Sorry that I have upset you. I only joined to post about my computer problem because of what the homepage states:

"What is Technibble? Technibble is a resource for computer technicians who are looking to start their own computer business or improve their existing one. Technibble also helps the 'average joe' home computer user through our how-to articles and computer help forums."

You are right in that I am wanting to find an answer to my problem and probably won't stay a part of this community indefinitely. I will also go to the site you suggested so as to not bother you.

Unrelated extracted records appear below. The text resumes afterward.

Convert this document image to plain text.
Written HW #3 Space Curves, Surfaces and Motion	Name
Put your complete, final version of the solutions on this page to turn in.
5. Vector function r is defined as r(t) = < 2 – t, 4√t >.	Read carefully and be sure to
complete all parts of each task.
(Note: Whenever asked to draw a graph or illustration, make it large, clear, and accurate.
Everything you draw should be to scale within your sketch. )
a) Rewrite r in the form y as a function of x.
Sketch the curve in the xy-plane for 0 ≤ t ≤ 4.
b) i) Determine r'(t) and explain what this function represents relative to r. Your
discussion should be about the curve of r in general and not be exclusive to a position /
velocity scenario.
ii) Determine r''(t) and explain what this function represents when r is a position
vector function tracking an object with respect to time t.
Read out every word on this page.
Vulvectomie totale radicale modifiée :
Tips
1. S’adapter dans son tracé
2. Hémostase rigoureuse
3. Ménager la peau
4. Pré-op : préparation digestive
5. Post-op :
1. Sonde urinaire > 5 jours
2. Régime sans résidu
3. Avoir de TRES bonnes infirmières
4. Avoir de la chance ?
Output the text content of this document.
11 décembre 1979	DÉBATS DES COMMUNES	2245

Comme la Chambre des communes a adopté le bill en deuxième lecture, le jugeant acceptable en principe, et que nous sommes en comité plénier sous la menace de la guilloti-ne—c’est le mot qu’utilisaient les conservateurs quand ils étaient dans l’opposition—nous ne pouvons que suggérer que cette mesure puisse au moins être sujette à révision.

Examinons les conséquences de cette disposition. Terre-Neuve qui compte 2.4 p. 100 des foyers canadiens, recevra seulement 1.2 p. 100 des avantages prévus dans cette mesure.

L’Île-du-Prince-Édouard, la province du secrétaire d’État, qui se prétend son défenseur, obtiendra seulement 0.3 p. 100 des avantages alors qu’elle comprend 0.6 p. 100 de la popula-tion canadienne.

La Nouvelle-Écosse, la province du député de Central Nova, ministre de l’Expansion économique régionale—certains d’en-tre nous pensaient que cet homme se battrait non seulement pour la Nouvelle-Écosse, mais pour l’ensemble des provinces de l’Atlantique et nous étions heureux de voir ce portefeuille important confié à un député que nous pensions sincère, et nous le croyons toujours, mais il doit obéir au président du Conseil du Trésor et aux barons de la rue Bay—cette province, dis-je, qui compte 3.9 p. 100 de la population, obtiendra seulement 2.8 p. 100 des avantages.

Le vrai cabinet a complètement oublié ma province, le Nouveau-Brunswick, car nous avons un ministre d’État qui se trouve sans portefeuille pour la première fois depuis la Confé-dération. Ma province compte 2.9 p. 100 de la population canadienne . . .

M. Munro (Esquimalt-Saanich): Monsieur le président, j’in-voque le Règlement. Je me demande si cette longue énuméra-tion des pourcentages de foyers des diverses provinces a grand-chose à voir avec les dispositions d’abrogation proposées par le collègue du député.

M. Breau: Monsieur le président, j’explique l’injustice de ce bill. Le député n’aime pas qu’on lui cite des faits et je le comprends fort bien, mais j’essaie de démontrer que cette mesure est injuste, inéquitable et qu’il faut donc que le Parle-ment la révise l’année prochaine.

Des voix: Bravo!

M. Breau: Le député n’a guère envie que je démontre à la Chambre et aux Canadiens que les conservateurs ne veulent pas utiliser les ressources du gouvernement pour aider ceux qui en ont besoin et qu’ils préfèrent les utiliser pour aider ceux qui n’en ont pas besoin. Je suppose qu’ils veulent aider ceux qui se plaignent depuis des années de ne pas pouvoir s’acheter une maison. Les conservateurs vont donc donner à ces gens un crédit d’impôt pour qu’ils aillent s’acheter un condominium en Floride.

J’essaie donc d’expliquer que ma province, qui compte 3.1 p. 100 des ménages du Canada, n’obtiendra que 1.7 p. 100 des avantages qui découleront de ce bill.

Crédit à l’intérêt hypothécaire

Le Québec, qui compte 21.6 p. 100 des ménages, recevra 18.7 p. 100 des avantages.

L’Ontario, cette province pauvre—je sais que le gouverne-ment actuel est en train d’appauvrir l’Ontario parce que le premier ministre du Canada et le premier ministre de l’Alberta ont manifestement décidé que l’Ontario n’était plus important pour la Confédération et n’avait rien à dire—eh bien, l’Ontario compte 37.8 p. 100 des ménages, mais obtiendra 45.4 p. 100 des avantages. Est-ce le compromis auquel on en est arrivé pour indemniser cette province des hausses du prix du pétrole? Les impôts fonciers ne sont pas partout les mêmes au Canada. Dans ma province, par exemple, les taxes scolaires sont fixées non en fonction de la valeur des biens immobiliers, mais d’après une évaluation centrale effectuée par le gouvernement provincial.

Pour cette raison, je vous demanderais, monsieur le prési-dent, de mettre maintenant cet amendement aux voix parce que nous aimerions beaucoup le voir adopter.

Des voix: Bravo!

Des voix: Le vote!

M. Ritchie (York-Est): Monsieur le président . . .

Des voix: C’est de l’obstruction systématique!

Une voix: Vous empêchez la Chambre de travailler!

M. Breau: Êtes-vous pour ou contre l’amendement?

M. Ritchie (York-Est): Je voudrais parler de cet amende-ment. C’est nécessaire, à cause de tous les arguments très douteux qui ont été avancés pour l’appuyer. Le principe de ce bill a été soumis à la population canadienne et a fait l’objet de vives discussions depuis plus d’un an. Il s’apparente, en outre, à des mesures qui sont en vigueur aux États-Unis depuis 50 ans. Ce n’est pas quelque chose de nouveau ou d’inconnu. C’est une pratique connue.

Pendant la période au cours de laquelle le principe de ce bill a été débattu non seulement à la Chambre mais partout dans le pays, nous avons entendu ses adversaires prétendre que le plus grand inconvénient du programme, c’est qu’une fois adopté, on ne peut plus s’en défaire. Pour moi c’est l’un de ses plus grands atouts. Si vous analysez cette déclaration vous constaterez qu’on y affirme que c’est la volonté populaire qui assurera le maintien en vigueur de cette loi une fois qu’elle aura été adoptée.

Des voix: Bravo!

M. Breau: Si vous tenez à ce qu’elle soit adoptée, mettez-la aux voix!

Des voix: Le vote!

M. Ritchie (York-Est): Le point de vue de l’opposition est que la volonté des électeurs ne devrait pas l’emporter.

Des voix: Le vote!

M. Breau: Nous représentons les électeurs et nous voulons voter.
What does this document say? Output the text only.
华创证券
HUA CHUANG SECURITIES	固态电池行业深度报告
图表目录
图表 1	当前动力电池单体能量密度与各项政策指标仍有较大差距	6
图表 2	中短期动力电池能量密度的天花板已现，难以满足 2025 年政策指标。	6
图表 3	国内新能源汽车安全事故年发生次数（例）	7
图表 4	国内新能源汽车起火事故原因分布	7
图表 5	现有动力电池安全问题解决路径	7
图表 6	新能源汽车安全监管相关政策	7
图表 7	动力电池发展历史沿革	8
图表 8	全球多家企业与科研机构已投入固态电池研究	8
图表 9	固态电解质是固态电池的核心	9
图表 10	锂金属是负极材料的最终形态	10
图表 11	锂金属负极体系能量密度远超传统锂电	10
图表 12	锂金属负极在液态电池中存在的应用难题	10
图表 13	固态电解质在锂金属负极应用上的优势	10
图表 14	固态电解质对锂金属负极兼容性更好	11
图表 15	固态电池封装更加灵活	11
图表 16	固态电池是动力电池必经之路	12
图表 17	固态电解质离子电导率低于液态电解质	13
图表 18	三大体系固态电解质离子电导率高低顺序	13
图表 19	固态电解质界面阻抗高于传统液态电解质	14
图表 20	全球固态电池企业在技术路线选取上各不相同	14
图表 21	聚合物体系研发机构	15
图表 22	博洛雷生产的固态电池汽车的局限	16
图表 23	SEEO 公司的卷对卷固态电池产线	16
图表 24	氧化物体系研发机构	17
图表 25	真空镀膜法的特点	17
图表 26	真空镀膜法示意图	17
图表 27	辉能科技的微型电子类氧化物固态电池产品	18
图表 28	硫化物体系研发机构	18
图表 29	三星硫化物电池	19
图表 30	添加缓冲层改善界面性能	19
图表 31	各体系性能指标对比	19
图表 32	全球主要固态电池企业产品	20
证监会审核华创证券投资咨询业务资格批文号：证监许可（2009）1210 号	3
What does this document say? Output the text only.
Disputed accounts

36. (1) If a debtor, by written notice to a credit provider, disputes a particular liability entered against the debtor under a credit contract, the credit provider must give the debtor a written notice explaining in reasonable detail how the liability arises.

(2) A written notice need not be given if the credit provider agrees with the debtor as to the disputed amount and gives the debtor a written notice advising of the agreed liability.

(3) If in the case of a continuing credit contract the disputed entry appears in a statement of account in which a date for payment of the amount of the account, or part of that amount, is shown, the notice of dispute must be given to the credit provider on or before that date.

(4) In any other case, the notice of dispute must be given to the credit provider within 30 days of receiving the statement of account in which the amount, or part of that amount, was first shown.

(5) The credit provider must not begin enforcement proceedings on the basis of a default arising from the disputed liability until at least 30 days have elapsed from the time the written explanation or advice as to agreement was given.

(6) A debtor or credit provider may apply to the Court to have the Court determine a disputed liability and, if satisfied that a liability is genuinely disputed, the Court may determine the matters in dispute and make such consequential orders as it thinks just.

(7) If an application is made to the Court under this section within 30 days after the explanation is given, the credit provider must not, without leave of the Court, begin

I really do appreciate those of you who have been trying to help me. You are wonderful!

 

[seedubya]

kdesign, you haven't upset me at all. You're just trying to get your computer working. This is an issue I have with the site in general. It is currently falling between two stools - that of a professionals-only site on one hand and that of an end-user help site on the other. I personally think it should go the professional only route. There are plenty of open technical forums already.

 

[Pc Fixed Right]

Aye this is why I asked if kdesign is a tech. Kdesign did mention wanting to learn about pcs so I pointed in the right direction. I will have to agree with seedubya this is a site for techs or aspiring techs to get help when we get stuck not for the end user as there are many sites out there already dedicated to that.

 

[Bullfighter]

Technibble also helps the 'average joe' home computer user through our how-to articles and computer help forums."

She does have a point, it says this right on the home page... Perhaps there should be an "Average Joe" section where anyone can post and a "Professionals Only" Section where only the techs post.

That way if techs don't want to read through the beginner stuff they can stick to the Professional Only discussions.

My 2 cents...

EP

 

[Blues]

I would love for a way to distinguish the two and I would prefer this be a place to learn and share not just a place to find and get answers. I do view this place as more for the professionals mostly due to the crowd but welcome new people just want people who want to learn about it not just get thier issue fixed.